Manchin’s opposition to the Clean Electricity Performance Program is more than a blow to Biden’s climate agenda. Climate change is a problem with myriad solutions, but all of them center around phasing out fossil fuels and phasing in renewables fast. It’s becoming increasingly clear that the U.S. can’t galvanize the political will to do that. And that political failure will have incredibly difficult long-term consequences for not just all Americans, but everyone on the planet — especially people in countries that have contributed comparatively little to the climate crisis.
“The longer you take to do something about it, the more it’s going to cost in livelihoods as well as lives,” Transportation Secretary and former presidential candidate Pete Buttigieg said on CNN’s State of the Union on Sunday. Climate change is already responsible for 5 million deaths per year, according to one estimate. Warming the planet above 2 degrees Celsius (3.6 degrees Fahrenheit) is projected to kill tens of millions more by the end of the century.

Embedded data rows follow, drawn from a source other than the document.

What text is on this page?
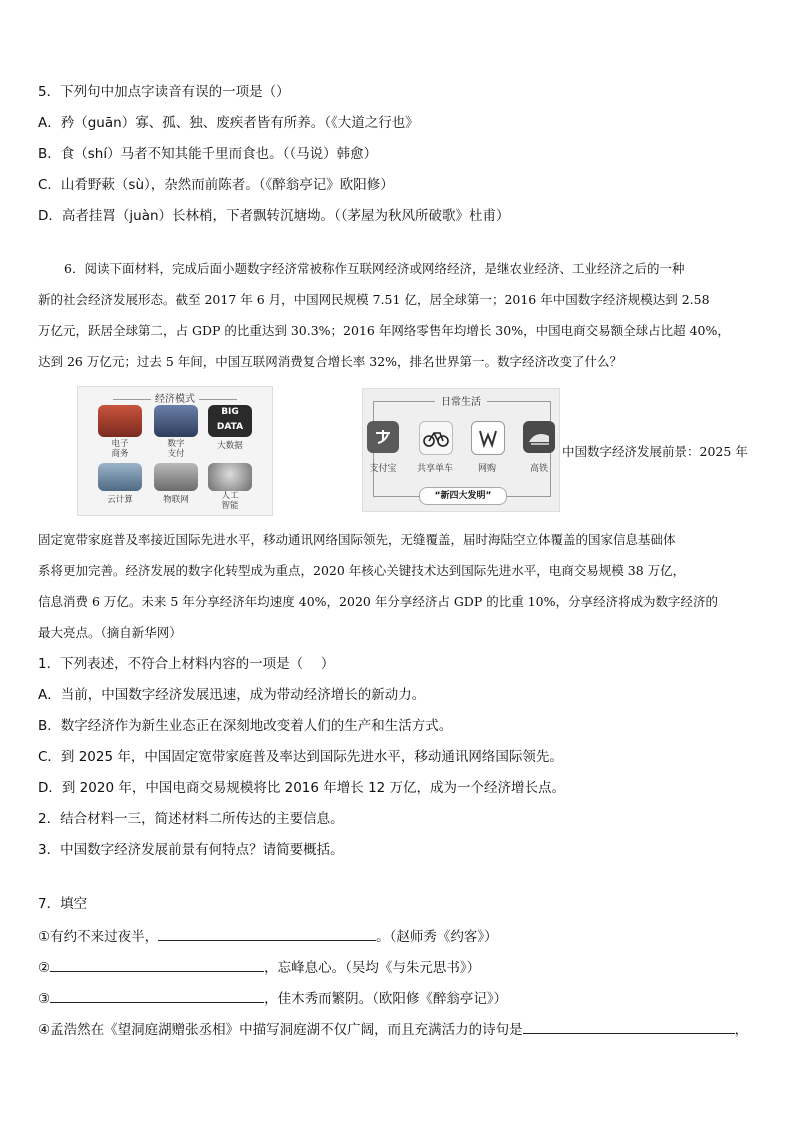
5．下列句中加点字读音有误的一项是（）
A．矜（guān）寡、孤、独、废疾者皆有所养。（《大道之行也》
B．食（shí）马者不知其能千里而食也。（（马说）韩愈）
C．山肴野蔌（sù），杂然而前陈者。（《醉翁亭记》欧阳修）
D．高者挂罥（juàn）长林梢，下者飘转沉塘坳。（（茅屋为秋风所破歌》杜甫）
6．阅读下面材料，完成后面小题数字经济常被称作互联网经济或网络经济，是继农业经济、工业经济之后的一种
新的社会经济发展形态。截至 2017 年 6 月，中国网民规模 7.51 亿，居全球第一；2016 年中国数字经济规模达到 2.58
万亿元，跃居全球第二，占 GDP 的比重达到 30.3%；2016 年网络零售年均增长 30%，中国电商交易额全球占比超 40%，
达到 26 万亿元；过去 5 年间，中国互联网消费复合增长率 32%，排名世界第一。数字经济改变了什么？
经济模式
BIG
DATA
电子
商务
数字
支付
大数据
云计算	物联网	人工
智能
日常生活
支付宝	共享单车	网购	高铁
“新四大发明”
中国数字经济发展前景：2025 年
固定宽带家庭普及率接近国际先进水平，移动通讯网络国际领先，无缝覆盖，届时海陆空立体覆盖的国家信息基础体
系将更加完善。经济发展的数字化转型成为重点，2020 年核心关键技术达到国际先进水平，电商交易规模 38 万亿，
信息消费 6 万亿。未来 5 年分享经济年均速度 40%，2020 年分享经济占 GDP 的比重 10%，分享经济将成为数字经济的
最大亮点。（摘自新华网）
1．下列表述，不符合上材料内容的一项是（　 ）
A．当前，中国数字经济发展迅速，成为带动经济增长的新动力。
B．数字经济作为新生业态正在深刻地改变着人们的生产和生活方式。
C．到 2025 年，中国固定宽带家庭普及率达到国际先进水平，移动通讯网络国际领先。
D．到 2020 年，中国电商交易规模将比 2016 年增长 12 万亿，成为一个经济增长点。
2．结合材料一三，简述材料二所传达的主要信息。
3．中国数字经济发展前景有何特点？请简要概括。
7．填空
①有约不来过夜半，	。（赵师秀《约客》）
②	，忘峰息心。（吴均《与朱元思书》）
③	，佳木秀而繁阴。（欧阳修《醉翁亭记》）
④孟浩然在《望洞庭湖赠张丞相》中描写洞庭湖不仅广阔，而且充满活力的诗句是	，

It’s unclear what happens now that Manchin has put the kibosh on the centerpiece of Biden’s climate agenda. Democrats are discussing digging up an old chestnut, putting a price on carbon pollution, to bring down emissions. The Washington Post reported that a voluntary emissions-trading program among aluminum, steel, concrete and chemicals manufacturers is also one of the ideas being bandied about on Capitol Hill. Biden might even end up at COP26, the U.N. climate conference, without an emissions policy in hand. Anything is possible, except, perhaps, averting catastrophic planetary warming.